Foto: Daniel Knaus
Obdachlose fürchten sich vor dem beißenden Frost im Winter. Deshalb verteilte Trott-war zu Weihnachten Kleidung und dankt allen Spenderinnen und Spendern für ihre Anteilnahme. Auf der Straße macht die praktische Hilfe manchmal den Unterschied zwischen Leben und Tod. Lesen Sie hier von einem anderen Heiligabend.
Von Daniel Knaus
Den jungen Hund hält er in seinen Armen wie ein Kleinkind: fest an der Brust, um ihn zu wärmen und vor den eilenden Stiefeln zu schützen, und doch auch vorsichtig, zärtlich. „Er ist mein Babyhund“, sagt der ältere Mann und flüstert beruhigende Worte in die felligen Ohren. Der Vierbeiner genießt die Fürsorge; er träumt mit halb geschlossenen Augen und schnauft behaglich. Eine schöne Szene, friedliche Weihnachten auf der Straße? Ja, doch die Armut ist lebensgefährlich! Wie andere Notleidende auch, wickelt Karl* zwar seinen Liebling dick ein, selbst zittert er aber in einer dünnen Jacke – ohne Mütze und Handschuhe. In seine neuen Sachen schlüpft er mit der Hast eines Erfrierenden. „Hauptsache warm; ich bin nicht wählerisch.“ Zum Abschied legt er die Hand aufs Herz, dann krault er wieder seinen Begleiter.

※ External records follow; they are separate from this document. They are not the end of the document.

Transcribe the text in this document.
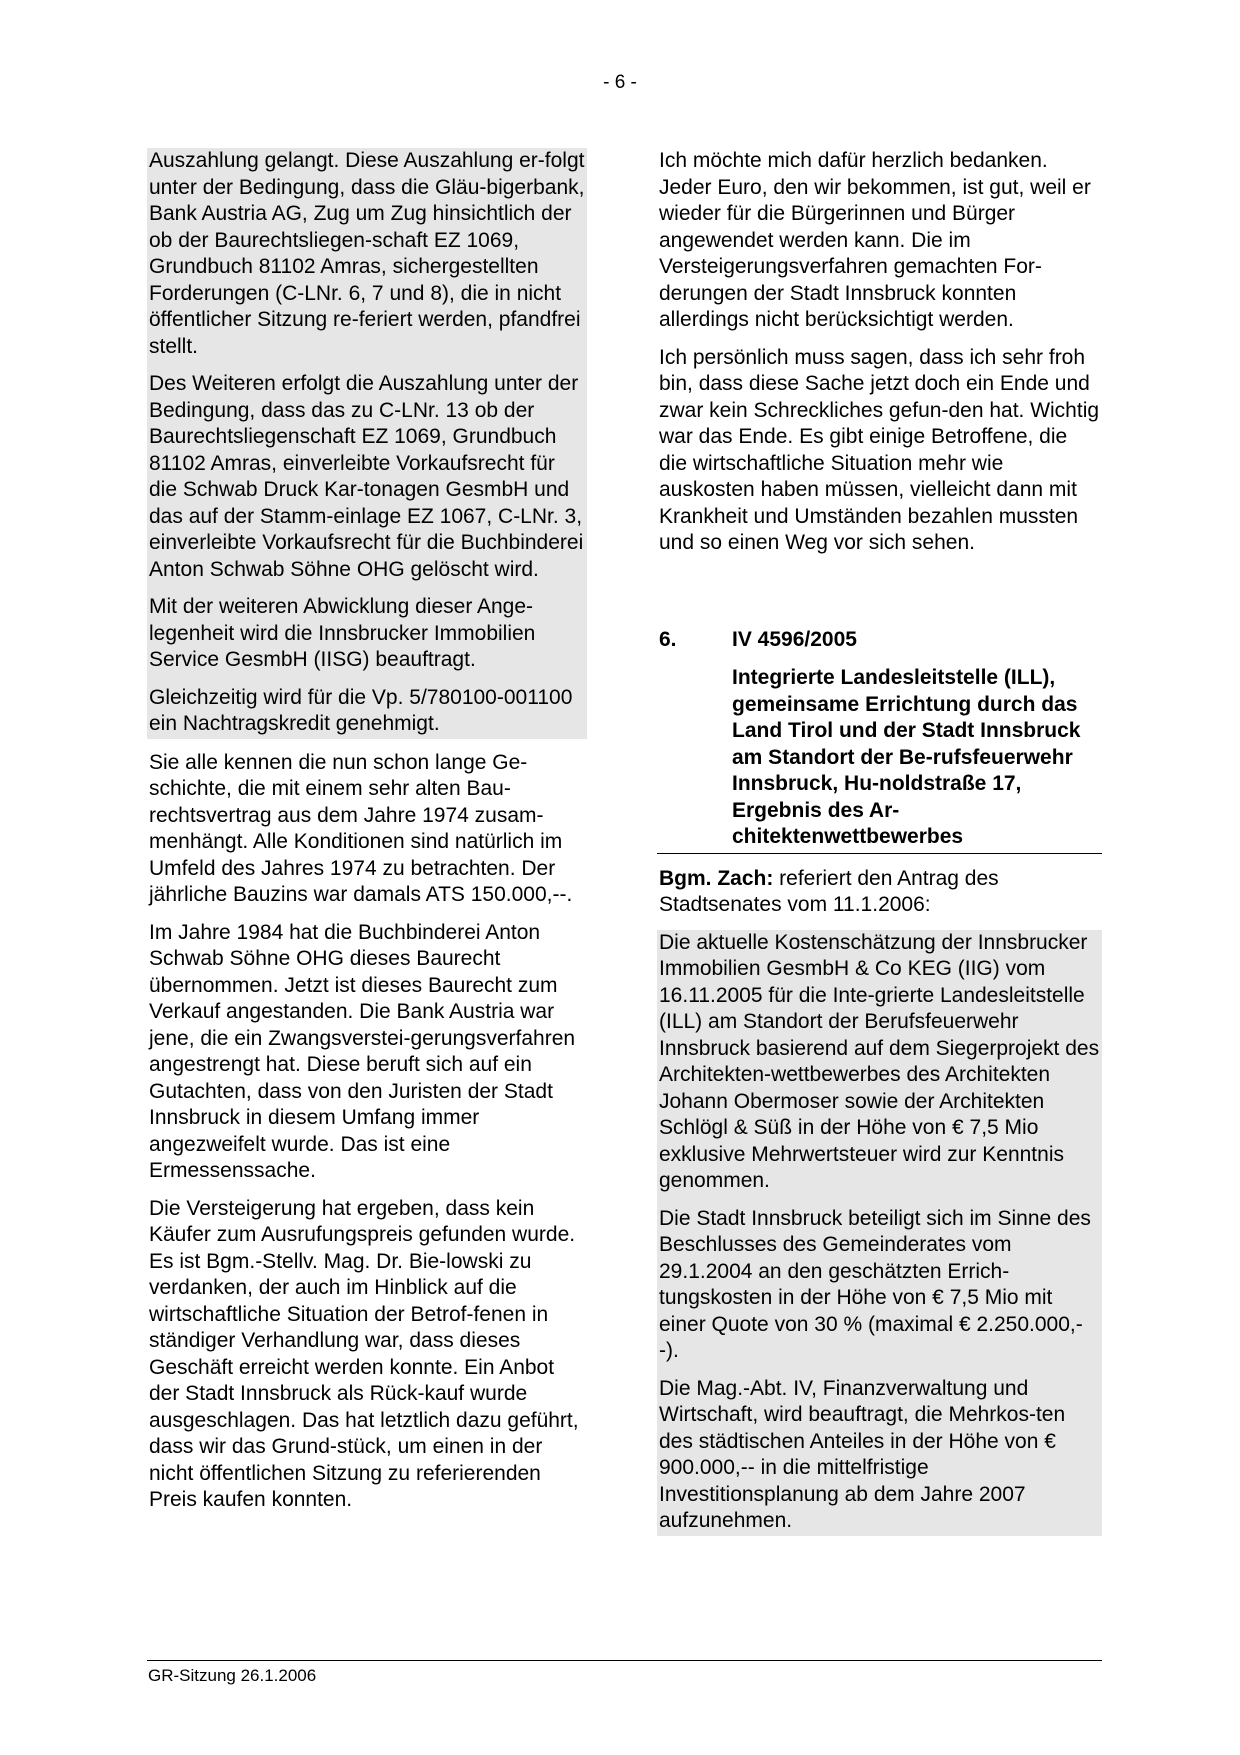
- 6 -

Auszahlung gelangt. Diese Auszahlung er-folgt unter der Bedingung, dass die Gläu-bigerbank, Bank Austria AG, Zug um Zug hinsichtlich der ob der Baurechtsliegen-schaft EZ 1069, Grundbuch 81102 Amras, sichergestellten Forderungen (C-LNr. 6, 7 und 8), die in nicht öffentlicher Sitzung re-feriert werden, pfandfrei stellt.

Des Weiteren erfolgt die Auszahlung unter der Bedingung, dass das zu C-LNr. 13 ob der Baurechtsliegenschaft EZ 1069, Grundbuch 81102 Amras, einverleibte Vorkaufsrecht für die Schwab Druck Kar-tonagen GesmbH und das auf der Stamm-einlage EZ 1067, C-LNr. 3, einverleibte Vorkaufsrecht für die Buchbinderei Anton Schwab Söhne OHG gelöscht wird.

Mit der weiteren Abwicklung dieser Ange-legenheit wird die Innsbrucker Immobilien Service GesmbH (IISG) beauftragt.

Gleichzeitig wird für die Vp. 5/780100-001100 ein Nachtragskredit genehmigt.

Sie alle kennen die nun schon lange Ge-schichte, die mit einem sehr alten Bau-rechtsvertrag aus dem Jahre 1974 zusam-menhängt. Alle Konditionen sind natürlich im Umfeld des Jahres 1974 zu betrachten. Der jährliche Bauzins war damals ATS 150.000,--.

Im Jahre 1984 hat die Buchbinderei Anton Schwab Söhne OHG dieses Baurecht übernommen. Jetzt ist dieses Baurecht zum Verkauf angestanden. Die Bank Austria war jene, die ein Zwangsverstei-gerungsverfahren angestrengt hat. Diese beruft sich auf ein Gutachten, dass von den Juristen der Stadt Innsbruck in diesem Umfang immer angezweifelt wurde. Das ist eine Ermessenssache.

Die Versteigerung hat ergeben, dass kein Käufer zum Ausrufungspreis gefunden wurde. Es ist Bgm.-Stellv. Mag. Dr. Bie-lowski zu verdanken, der auch im Hinblick auf die wirtschaftliche Situation der Betrof-fenen in ständiger Verhandlung war, dass dieses Geschäft erreicht werden konnte. Ein Anbot der Stadt Innsbruck als Rück-kauf wurde ausgeschlagen. Das hat letztlich dazu geführt, dass wir das Grund-stück, um einen in der nicht öffentlichen Sitzung zu referierenden Preis kaufen konnten.

Ich möchte mich dafür herzlich bedanken. Jeder Euro, den wir bekommen, ist gut, weil er wieder für die Bürgerinnen und Bürger angewendet werden kann. Die im Versteigerungsverfahren gemachten For-derungen der Stadt Innsbruck konnten allerdings nicht berücksichtigt werden.

Ich persönlich muss sagen, dass ich sehr froh bin, dass diese Sache jetzt doch ein Ende und zwar kein Schreckliches gefun-den hat. Wichtig war das Ende. Es gibt einige Betroffene, die die wirtschaftliche Situation mehr wie auskosten haben müssen, vielleicht dann mit Krankheit und Umständen bezahlen mussten und so einen Weg vor sich sehen.

6.	IV 4596/2005
Integrierte Landesleitstelle (ILL), gemeinsame Errichtung durch das Land Tirol und der Stadt Innsbruck am Standort der Be-rufsfeuerwehr Innsbruck, Hu-noldstraße 17, Ergebnis des Ar-chitektenwettbewerbes

Bgm. Zach: referiert den Antrag des Stadtsenates vom 11.1.2006:

Die aktuelle Kostenschätzung der Innsbrucker Immobilien GesmbH & Co KEG (IIG) vom 16.11.2005 für die Inte-grierte Landesleitstelle (ILL) am Standort der Berufsfeuerwehr Innsbruck basierend auf dem Siegerprojekt des Architekten-wettbewerbes des Architekten Johann Obermoser sowie der Architekten Schlögl & Süß in der Höhe von € 7,5 Mio exklusive Mehrwertsteuer wird zur Kenntnis genommen.

Die Stadt Innsbruck beteiligt sich im Sinne des Beschlusses des Gemeinderates vom 29.1.2004 an den geschätzten Errich-tungskosten in der Höhe von € 7,5 Mio mit einer Quote von 30 % (maximal € 2.250.000,--).

Die Mag.-Abt. IV, Finanzverwaltung und Wirtschaft, wird beauftragt, die Mehrkos-ten des städtischen Anteiles in der Höhe von € 900.000,-- in die mittelfristige Investitionsplanung ab dem Jahre 2007 aufzunehmen.

GR-Sitzung 26.1.2006
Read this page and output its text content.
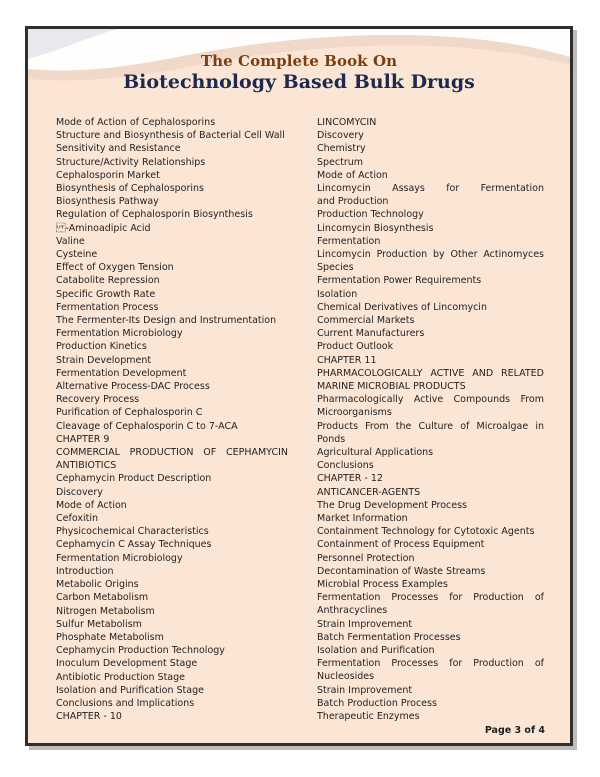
The Complete Book On
Biotechnology Based Bulk Drugs
Mode of Action of Cephalosporins
Structure and Biosynthesis of Bacterial Cell Wall
Sensitivity and Resistance
Structure/Activity Relationships
Cephalosporin Market
Biosynthesis of Cephalosporins
Biosynthesis Pathway
Regulation of Cephalosporin Biosynthesis
-Aminoadipic Acid
Valine
Cysteine
Effect of Oxygen Tension
Catabolite Repression
Specific Growth Rate
Fermentation Process
The Fermenter-Its Design and Instrumentation
Fermentation Microbiology
Production Kinetics
Strain Development
Fermentation Development
Alternative Process-DAC Process
Recovery Process
Purification of Cephalosporin C
Cleavage of Cephalosporin C to 7-ACA
CHAPTER 9
COMMERCIAL PRODUCTION OF CEPHAMYCIN
ANTIBIOTICS
Cephamycin Product Description
Discovery
Mode of Action
Cefoxitin
Physicochemical Characteristics
Cephamycin C Assay Techniques
Fermentation Microbiology
Introduction
Metabolic Origins
Carbon Metabolism
Nitrogen Metabolism
Sulfur Metabolism
Phosphate Metabolism
Cephamycin Production Technology
Inoculum Development Stage
Antibiotic Production Stage
Isolation and Purification Stage
Conclusions and Implications
CHAPTER - 10
LINCOMYCIN
Discovery
Chemistry
Spectrum
Mode of Action
Lincomycin Assays for Fermentation
and Production
Production Technology
Lincomycin Biosynthesis
Fermentation
Lincomycin Production by Other Actinomyces
Species
Fermentation Power Requirements
Isolation
Chemical Derivatives of Lincomycin
Commercial Markets
Current Manufacturers
Product Outlook
CHAPTER 11
PHARMACOLOGICALLY ACTIVE AND RELATED
MARINE MICROBIAL PRODUCTS
Pharmacologically Active Compounds From
Microorganisms
Products From the Culture of Microalgae in
Ponds
Agricultural Applications
Conclusions
CHAPTER - 12
ANTICANCER-AGENTS
The Drug Development Process
Market Information
Containment Technology for Cytotoxic Agents
Containment of Process Equipment
Personnel Protection
Decontamination of Waste Streams
Microbial Process Examples
Fermentation Processes for Production of
Anthracyclines
Strain Improvement
Batch Fermentation Processes
Isolation and Purification
Fermentation Processes for Production of
Nucleosides
Strain Improvement
Batch Production Process
Therapeutic Enzymes
Page 3 of 4
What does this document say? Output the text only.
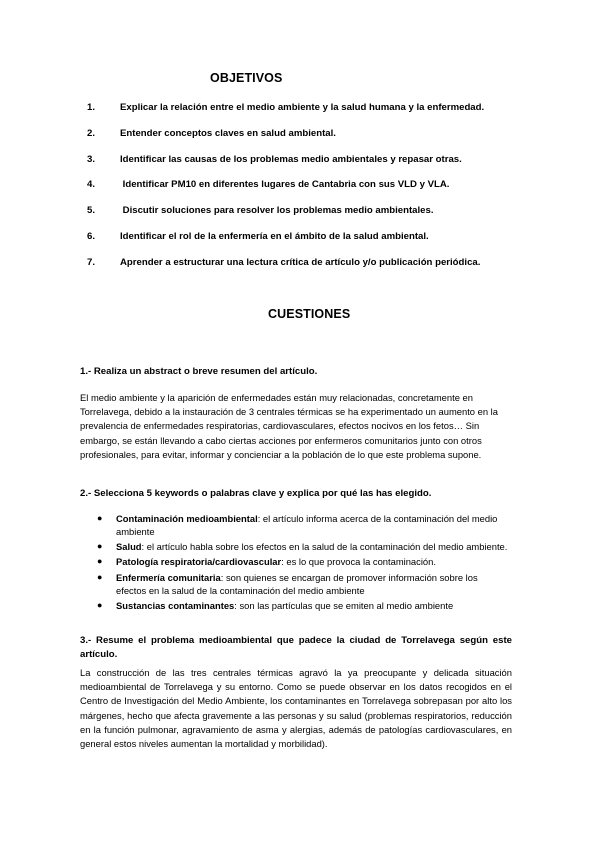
OBJETIVOS
1.	Explicar la relación entre el medio ambiente y la salud humana y la enfermedad.
2.	Entender conceptos claves en salud ambiental.
3.	Identificar las causas de los problemas medio ambientales y repasar otras.
4.	Identificar PM10 en diferentes lugares de Cantabria con sus VLD y VLA.
5.	Discutir soluciones para resolver los problemas medio ambientales.
6.	Identificar el rol de la enfermería en el ámbito de la salud ambiental.
7.	Aprender a estructurar una lectura crítica de artículo y/o publicación periódica.
CUESTIONES
1.- Realiza un abstract o breve resumen del artículo.
El medio ambiente y la aparición de enfermedades están muy relacionadas, concretamente en Torrelavega, debido a la instauración de 3 centrales térmicas se ha experimentado un aumento en la prevalencia de enfermedades respiratorias, cardiovasculares, efectos nocivos en los fetos… Sin embargo, se están llevando a cabo ciertas acciones por enfermeros comunitarios junto con otros profesionales, para evitar, informar y concienciar a la población de lo que este problema supone.
2.- Selecciona 5 keywords o palabras clave y explica por qué las has elegido.
● Contaminación medioambiental: el artículo informa acerca de la contaminación del medio ambiente
● Salud: el artículo habla sobre los efectos en la salud de la contaminación del medio ambiente.
● Patología respiratoria/cardiovascular: es lo que provoca la contaminación.
● Enfermería comunitaria: son quienes se encargan de promover información sobre los efectos en la salud de la contaminación del medio ambiente
● Sustancias contaminantes: son las partículas que se emiten al medio ambiente
3.- Resume el problema medioambiental que padece la ciudad de Torrelavega según este artículo.
La construcción de las tres centrales térmicas agravó la ya preocupante y delicada situación medioambiental de Torrelavega y su entorno. Como se puede observar en los datos recogidos en el Centro de Investigación del Medio Ambiente, los contaminantes en Torrelavega sobrepasan por alto los márgenes, hecho que afecta gravemente a las personas y su salud (problemas respiratorios, reducción en la función pulmonar, agravamiento de asma y alergias, además de patologías cardiovasculares, en general estos niveles aumentan la mortalidad y morbilidad).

Hilfe geht auf der Straße schnell und unkompliziert
Wenig entfernt sammelt eine junge Frau Münzen. „Für Tee und die Toilette.“ Auch sie friert. Schlicht gefährlich: Zitternde nackte Haut im beißenden Wind, Gänsehaut und Schnupfen. Die schnelle Verbesserung: Zwei Pullover, eine Mütze und Handschuhe. Kira* jubelt, sie freut sich mehr als jede weihnachtliche Werbefigur. „Happy Christmas! Das ist mal eine schöne Geste!“ Durch die Pandemie verlor sie ihren Job in der Gastronomie. Einen der Pullis will sie auch zu Sozialterminen anziehen. „Gute Sachen kriegt man hier ja selten.“ Für Spendende eine kleine Gabe, ein großer Unterschied für die Notleidende – oder doch zu wenig, um ihr wirklich zu helfen? „Bisher ging der Winter ja noch. Ich lebe. Aber die älteren Obdachlosen warnen mich vor der nächsten Zeit. Die wird bitter!“
Wo die Armut groß ist, da ist es die Dankbarkeit auch
Auf den Straßen Stuttgarts herrscht Mangel. An einer Ecke drücken sich zwei Freunde aneinander und wärmen sich. Einige Decken zaubern Lächeln in ihre gestressten Gesichter. Ihr Zelt wurde zerstört, jetzt sind sie der Witterung ausgesetzt. „Was die Kälte erträglicher macht, das ist für uns Gold wert.“ Eine junge Frau hat zwar schon einen Schal, aber sie freut sich über einen aus Funktionsmaterial. „Der trocknet schneller. Nasser Stoff ist übel. Dann tut Dir der Hals weh wie von Glasscherben.“ Ein junges Paar zieht regendichte Jacken über. „Einfach trocken bleiben. Dieses Glück unterschätzt man, wenn man ein Dach gewohnt ist.“ Ihr Traum: „Wieder zusammen aus einem Fenster gucken – statt nur die Fenster hoch.“
* Zum Schutz der Notleidenden wurden alle Namen redaktionell geändert.